Denis Villeneuve "Sicario" (2015) :
Faible profondeur de champ asymétrique pour une tension psychologique :

  • L'agent du FBI (Blunt) est généralement net (point focal)
  • Le méchant (Del Toro) est souvent doux/partiellement doux (ambiguïté, menace)
  • Changement : Inversé lors des scènes de prise de pouvoir
  • Suivi de mise au point : Preston WCU-4 avec deux assistants caméra
  • Effet psychologique : La netteté de la faible profondeur de champ = cartographie visuelle du pouvoir

Terrence Malick "The Tree of Life" (2011) :
Faible profondeur de champ philosophique :

  • Souvent seuls les détails sont nets : une feuille, une goutte d'eau, des rayons de lumière
  • "Méditation Bokeh" : La faible profondeur de champ sert un cinéma méditatif, pas un drame psychologique
  • Directeur de la photographie Emmanuel Lubezki : Caméra à l'épaule avec Zeiss Master Primes f/1.3
  • Effet psychologique : Poésie visuelle plutôt que narration

Paul Thomas Anderson "There Will Be Blood" (2007) :
Très faible profondeur de champ comme outil psychologique :

  • Téléobjectif 95 mm à f/1.4 pour un isolement extrême
  • Souvent seuls les yeux de Daniel Day-Lewis sont nets, le reste du visage est doux
  • Les accessoires du décor sont délibérément flous = focalisation psychologique sur la vie intérieure
  • Effet psychologique : Le spectateur dans un espace psychique isolé

Lynne Ramsay "You Were Never Really Here" (2017) :
Faible profondeur de champ fragmentée pour la représentation du SSPT :

  • Gros plans extrêmes avec faible profondeur de champ (f/1.4 ou plus)
  • Tailles d'image : Souvent seulement 10 % de l'image est focalisée
  • Jump cuts entre des points de mise au point extrêmement différents
  • Effet psychologique : Confusion du spectateur = état psychologique

Richard Linklater "Before Trilogy" (1995-2013) :
Faible profondeur de champ pour les dialogues :

  • Scènes de dialogue en plan rapproché avec faible profondeur de champ
  • Le locuteur actif est net, l'auditeur est doux = pondération psychologique
  • Transitions subtiles de mise au point entre les locuteurs
  • Effet psychologique : Distance émotionnelle transmise visuellement

Soderbergh "Magic Mike" (2012) :
Faible profondeur de champ pour une esthétique érotique :

  • Gros plans avec f/1.4 pour l'intimité physique
  • Mise au point divisée : par ex. la hanche nette, les yeux doux (perspective sexuelle)
  • Étalonnage des couleurs renforce l'effet de faible profondeur de champ en concentrant la couleur sur l'élément focalisé

Comparaison & Alternatives

Faible profondeur de champ vs.

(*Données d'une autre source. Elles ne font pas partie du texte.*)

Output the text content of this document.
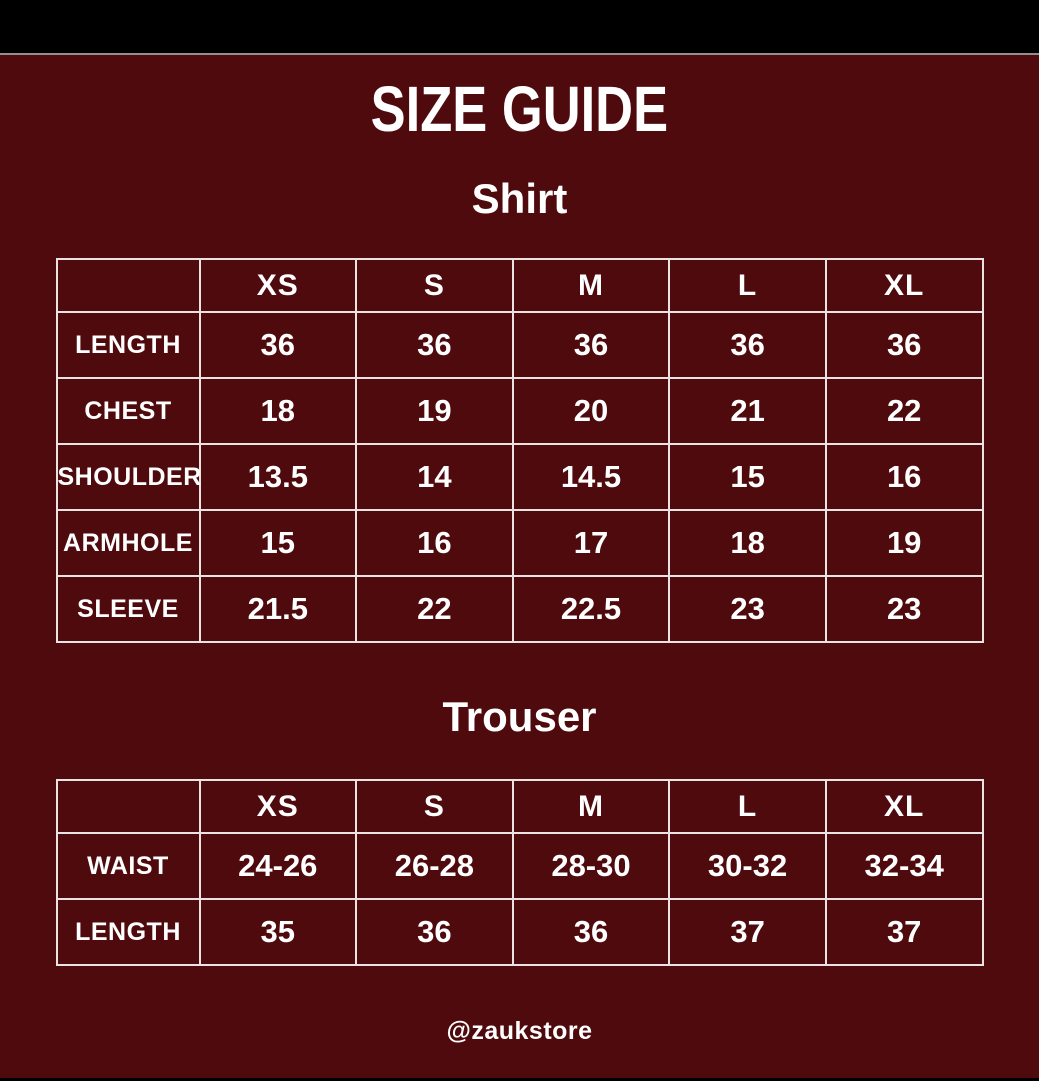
SIZE GUIDE
Shirt
	XS	S	M	L	XL
LENGTH	36	36	36	36	36
CHEST	18	19	20	21	22
SHOULDER	13.5	14	14.5	15	16
ARMHOLE	15	16	17	18	19
SLEEVE	21.5	22	22.5	23	23
Trouser
	XS	S	M	L	XL
WAIST	24-26	26-28	28-30	30-32	32-34
LENGTH	35	36	36	37	37
@zaukstore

Grande profondeur de champ :

  • Faible : Attention sélective, isolement psychologique, moderne
  • Grande : Image démocratique, contextuelle, classique
  • Cinéma moderne : Approches hybrides avec des moments ciblés de faible profondeur de champ dans un configuration de grande profondeur de champ

Mise au point manuelle vs. Autofocus :

  • Manuelle : Contrôle artistique, transitions subtiles possibles, mais techniquement difficile
  • Autofocus (avec AF-C) : Plus rapide, mais souvent imprécis pour la faible profondeur de champ
  • Tendance moderne : Hybride (autofocus avec correction manuelle)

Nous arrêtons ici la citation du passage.